偽情報の拡散防止は必要だが、、、

 南海トラフ地震臨時情報(巨大地震注意)を受け、岸田首相はSNSなどによる偽情報を拡散しないよう呼び掛けました。
(https://www.jiji.com/jc/article?k=2024080801051&g=pol)
 8日の夜にニュースを見ながら、「偽情報を拡散しないよう」の発言に引っかかってしまいました。

 確かに偽情報を拡散しないことは大切です。

 問題は、偽情報とは思わずに拡散してしまう場合があることです。注意を促すのであれば、「まずはその情報の真偽を確かめる」ことを先に呼びかけた方が良かったのではないか、と思いました。

 偽情報との認識がなく、よかれと思って他人に伝えてしまうことは、善意の拡散などと呼ばれることがあります。偽情報とは思っていないから、厄介なのです。
 ただし、科学的な知識がなくても、大地震発生後には必ずと言っていいほど、地震再来のうわさが流れることさえ知っていれば、拡散を止めることができるかもしれません。

 地震発生のうわさ(偽情報)にはいくつかの共通項があります。

(1) 場所や発生日、場合によっては時間まで指定
 発生日が示されていた時点で偽情報と考えましょう。

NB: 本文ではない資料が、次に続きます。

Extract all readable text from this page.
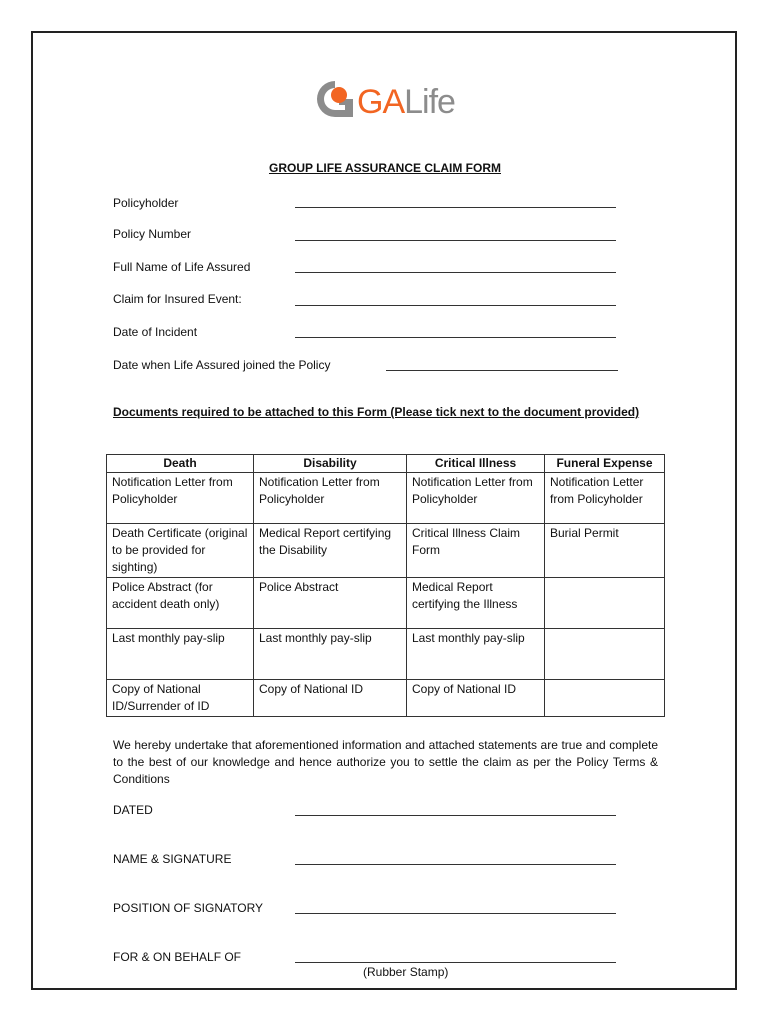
GALife
GROUP LIFE ASSURANCE CLAIM FORM
Policyholder
Policy Number
Full Name of Life Assured
Claim for Insured Event:
Date of Incident
Date when Life Assured joined the Policy
Documents required to be attached to this Form (Please tick next to the document provided)
Death	Disability	Critical Illness	Funeral Expense
Notification Letter from Policyholder	Notification Letter from Policyholder	Notification Letter from Policyholder	Notification Letter from Policyholder
Death Certificate (original to be provided for sighting)	Medical Report certifying the Disability	Critical Illness Claim Form	Burial Permit
Police Abstract (for accident death only)	Police Abstract	Medical Report certifying the Illness	
Last monthly pay-slip	Last monthly pay-slip	Last monthly pay-slip	
Copy of National ID/Surrender of ID	Copy of National ID	Copy of National ID	
We hereby undertake that aforementioned information and attached statements are true and complete to the best of our knowledge and hence authorize you to settle the claim as per the Policy Terms & Conditions
DATED
NAME & SIGNATURE
POSITION OF SIGNATORY
FOR & ON BEHALF OF
(Rubber Stamp)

私も科学的に地震予知を研究しています。発生日を正確に言い当てるなどできません。

(2) もっともらしい権威を利用
 大学や研究所などの公的機関や、場合によっては「○○を当てた予言者」などからの情報として、信頼性を高めようとしています。情報を流したとされる機関のホームページなどを直接チェックすれば、偽情報だとわかります。

(3) 不安な出来事の後(人々に不安が広まったとき)に発生
 大地震発生後の地震再来流言はまさにこれです。大地震発生後、全く別の地域で、次の大地震が来るといったうわさが広まる場合もあります。

 以前は、地震再来流言ではないタイプの地震流言が時折発生していましたが、近年は影を潜めています。
 一方で、地震再来流言は後を立ちません。もちろん今回もSNS上で(一部の人たちのあいだで)話題になっているようです。

 "気象庁「予知はデマ」明言、地震雲の発生や動植物の予知能力は「科学的な根拠に欠ける」"(2024/08/12 10:00)
(https://www.yomiuri.co.jp/national/20240812-OYT1T50051/)
 "気象庁がホームページで「日時と場所を特定した地震を予知する情報はデマ。心配する必要はない」と呼びかけている"とあります。

 「何月何日どこどこで大地震発生」といった類のものは、すべて偽情報です。
 拡散しないようにしましょう。